Selma Mayor James Perkins Jr. supported the group.’s bid to restore the Brown YMCA.

“Give us a chance to do this right,” Perkins said. “The transition makes sense. If the plan doesn’t work, tear the building down.”

The council that voted yes supported the group to restore the Brown YMCA and gave their reasons for doing so.

“The Brown YMCA has always been beautiful,” Jemison said. “We need to step up and help them.”

The Edmunite Missions plans to tear down the building and build an athletic facility.

Chad McEachern of the Edmunties spoke at the last few work sessions and council meetings, detailing their plan. He talked about taking the dilapidated Brown Y building, demolishing and securing it using the funds to reinvest in the Community by creating outdoor space for the Dr. Michael and Catherine Bullock Community and Recreation Center and provided draft mock-ups.

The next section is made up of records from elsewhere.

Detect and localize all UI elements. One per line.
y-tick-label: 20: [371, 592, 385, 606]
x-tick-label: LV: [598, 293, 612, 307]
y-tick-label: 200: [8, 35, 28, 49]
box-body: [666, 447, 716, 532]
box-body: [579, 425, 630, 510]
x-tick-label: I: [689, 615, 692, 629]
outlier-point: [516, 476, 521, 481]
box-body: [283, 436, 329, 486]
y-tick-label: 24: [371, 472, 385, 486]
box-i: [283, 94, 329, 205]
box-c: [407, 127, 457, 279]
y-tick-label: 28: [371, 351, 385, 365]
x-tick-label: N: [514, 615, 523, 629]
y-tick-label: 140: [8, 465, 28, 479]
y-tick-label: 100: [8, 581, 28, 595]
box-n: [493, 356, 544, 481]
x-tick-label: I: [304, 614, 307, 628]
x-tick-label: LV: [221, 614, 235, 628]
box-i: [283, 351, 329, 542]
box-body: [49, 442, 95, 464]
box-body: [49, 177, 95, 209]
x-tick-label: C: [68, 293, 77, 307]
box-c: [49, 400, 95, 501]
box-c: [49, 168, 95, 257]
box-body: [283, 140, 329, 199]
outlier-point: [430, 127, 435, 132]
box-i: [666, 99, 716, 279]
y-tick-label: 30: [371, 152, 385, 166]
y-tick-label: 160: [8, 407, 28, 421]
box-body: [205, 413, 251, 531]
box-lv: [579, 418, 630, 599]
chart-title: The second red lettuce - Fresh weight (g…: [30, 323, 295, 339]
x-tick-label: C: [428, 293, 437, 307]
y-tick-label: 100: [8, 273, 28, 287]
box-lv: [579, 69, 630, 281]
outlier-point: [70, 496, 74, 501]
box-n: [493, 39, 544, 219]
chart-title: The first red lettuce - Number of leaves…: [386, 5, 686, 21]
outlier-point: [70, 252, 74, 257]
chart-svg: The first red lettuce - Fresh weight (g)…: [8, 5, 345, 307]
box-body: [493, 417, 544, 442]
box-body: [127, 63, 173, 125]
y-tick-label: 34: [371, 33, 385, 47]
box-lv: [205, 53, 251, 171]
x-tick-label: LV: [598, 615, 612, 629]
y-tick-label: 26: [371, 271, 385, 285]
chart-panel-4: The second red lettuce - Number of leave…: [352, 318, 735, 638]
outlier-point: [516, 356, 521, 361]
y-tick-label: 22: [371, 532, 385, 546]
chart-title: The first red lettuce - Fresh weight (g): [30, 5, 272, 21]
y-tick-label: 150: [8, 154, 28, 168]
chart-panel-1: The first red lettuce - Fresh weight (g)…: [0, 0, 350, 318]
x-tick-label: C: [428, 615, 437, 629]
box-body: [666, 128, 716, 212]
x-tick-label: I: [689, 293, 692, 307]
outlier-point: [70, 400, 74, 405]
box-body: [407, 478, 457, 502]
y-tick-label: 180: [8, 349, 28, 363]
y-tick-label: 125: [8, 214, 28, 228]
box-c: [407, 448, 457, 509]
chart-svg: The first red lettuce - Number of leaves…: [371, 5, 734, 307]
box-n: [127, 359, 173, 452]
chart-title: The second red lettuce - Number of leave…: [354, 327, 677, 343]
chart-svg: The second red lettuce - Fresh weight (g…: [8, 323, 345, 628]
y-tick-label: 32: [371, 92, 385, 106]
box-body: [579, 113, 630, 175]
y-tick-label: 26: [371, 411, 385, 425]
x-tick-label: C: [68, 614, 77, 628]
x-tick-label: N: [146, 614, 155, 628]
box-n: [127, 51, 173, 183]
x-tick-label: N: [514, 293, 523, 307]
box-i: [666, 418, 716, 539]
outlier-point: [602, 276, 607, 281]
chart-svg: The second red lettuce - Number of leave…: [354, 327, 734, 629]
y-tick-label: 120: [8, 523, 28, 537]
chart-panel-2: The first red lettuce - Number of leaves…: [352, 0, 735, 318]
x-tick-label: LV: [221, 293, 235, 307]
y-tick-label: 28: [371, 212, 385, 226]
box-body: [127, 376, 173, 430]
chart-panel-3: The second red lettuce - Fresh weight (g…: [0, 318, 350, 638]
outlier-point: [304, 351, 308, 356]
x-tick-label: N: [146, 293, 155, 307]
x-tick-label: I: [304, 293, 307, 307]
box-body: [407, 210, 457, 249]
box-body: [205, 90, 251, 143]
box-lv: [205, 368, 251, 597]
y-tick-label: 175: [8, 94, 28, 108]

“We have a place where the kids can go,” Christie Thomas said. “We’re acting  like the Edmunites won’t do anything.”

Perkins replied: “I never said anything about what the Edmunites are doing. I  always applaud what they are doing.”

The council members who voted no, mainly because they feel purchasing the building is a huge financial risk. Perkins rejected that claim.

“I wouldn’t ask the council to buy a property with risk,” Perkins said.

For years, the city of Selma had the option to buy the Brown building for $1 and then transfer to a nonprofit. The only stipulation was the building had to be used for “youth and adult programs and activities.”

Also, the Walker-Johnson YMCA and a fund set aside to restore to Brown YMCA have divided the city’s $2 per night lodging fee, with $1.50 going to help the Walker-Johnson YMCA pay down debt and make capital improvements.